If the telescope is a refractor, inspect the objective (bit end) lens. A little dust is OK, but scratches and chips are a deal-killer.  I totally recommend you walk away if the objective is damaged in any way. The same goes for the objective and secondary mirrors on a reflector. Check for reflectivity. A hazy or blotchy mirror is not a disqualifier, but I recommend you keep looking.  Remember this is your first telescope.  If it was your second or third (or moreth) my advice might be different. 

The mount should be solid while still operating smoothly.  With the telescope completely assembled, gently tap the tube to see if the scope wobbles back and forth. Less wobble is best. A scope with an alt-azimuth type mount should point up and down (altitude) and side-to-side (azimuth) smoothly.  Again, it may take no more than tightening all the visible fasteners to remove wobble.  OR, the mount might just have too many points of movement to make the mount desirable.

You can find out a bit about your prospective purchase by asking the seller three questions. Why are you selling the scope? What do you like about it? What don’t you don’t like about it? 

Once you’ve kicked the tires, it’s time for a test drive. Ideally, you’ll want a clear evening when you can test scope and eyepieces on celestial objects. If that’s not possible you can still check it, however. In daytime, test it on a few distant objects.

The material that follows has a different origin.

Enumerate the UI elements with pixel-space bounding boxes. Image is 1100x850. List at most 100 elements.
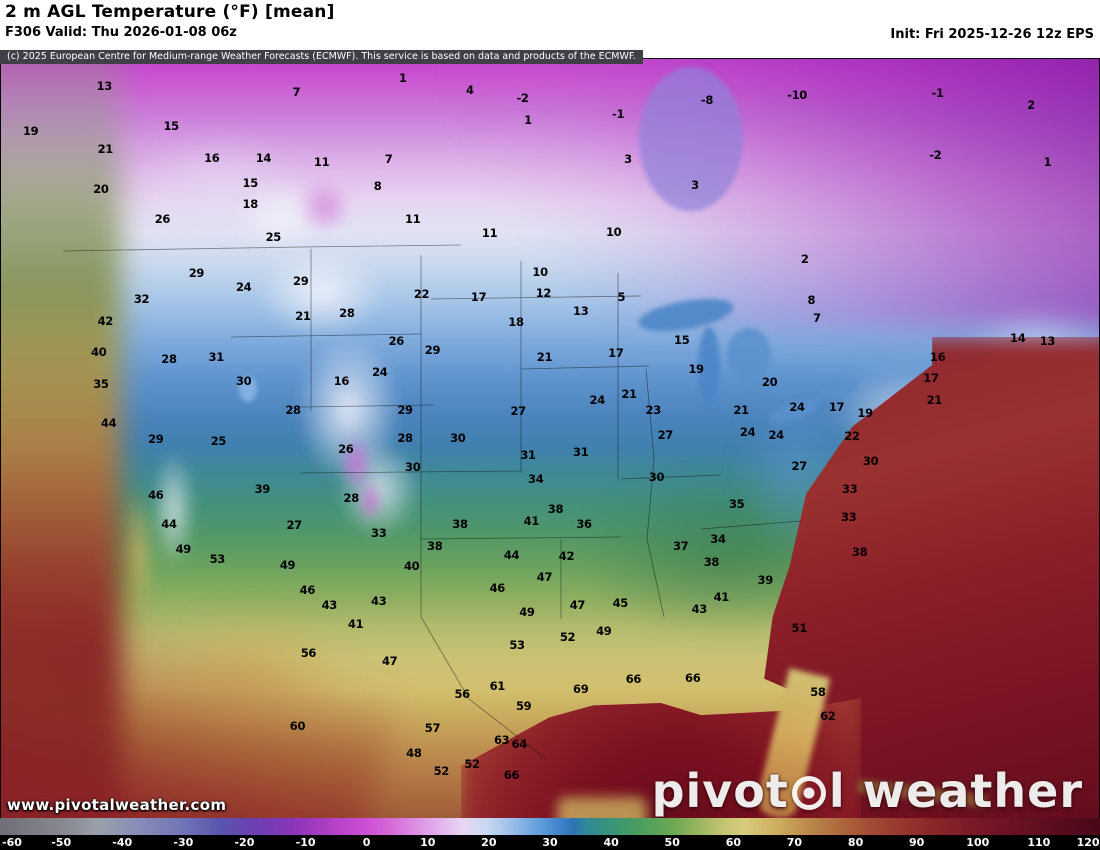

On a cloudy night, try far-off streetlights.

  1. If you purchase and cannot physically check out the telescope, contact the seller

Purchasing online does add a level of risk. Question, can the telescope be returned if you are not satisfied? Can you contact the seller and ask your questions. Start with the ones outlined in the previous section. If the seller’s ad didn’t include images of the telescope, ask for a few — if necessary, specify that you want pictures of certain aspects of the scope.  Use a credit card (not debit) to help protect your online purchase.

Consider the long-distance purchase of a telescope with caution. You’ll incur the extra expense of crating and shipping by the seller — usually included in the price if shipping is “free” — and several days (or weeks!) until the scope reaches your doorstep. You also run the risk of damage while it’s en route.  The advantage of purchasing online, the prices are often much lower.  Consider what has a higher concern for you… purchase price or ability to buy and drive?

Whether you’re a novice backyard astronomer looking for your first telescope or a seasoned amateur astronomer seeking a second, third  (or moreth) instrument, you can save big bucks by purchasing second hand. Follow this advice, and you’ll wind up with a telescope that paves the way to a lifetime of astronomical adventure.


HERE is a Post Script for the benefit if those who read to the bottom.  I personally know of 2 great transactions that happened in our Club.  The first was a gently used 10 inch reflector on a dob mount (plus some accessories) new for about $800-900 plus shipping acquired for $300 and a 3 hour round trip drive.  The second was an 18 inch, f4.5, reflector on a dob mount, with a feather touch focuser new for about $9000 plus shipping acquired for a round trip north of Atlanta GA.  The scope was free to a good home.  Bargains are available, these are just two (maybe extreme) examples of what might be found.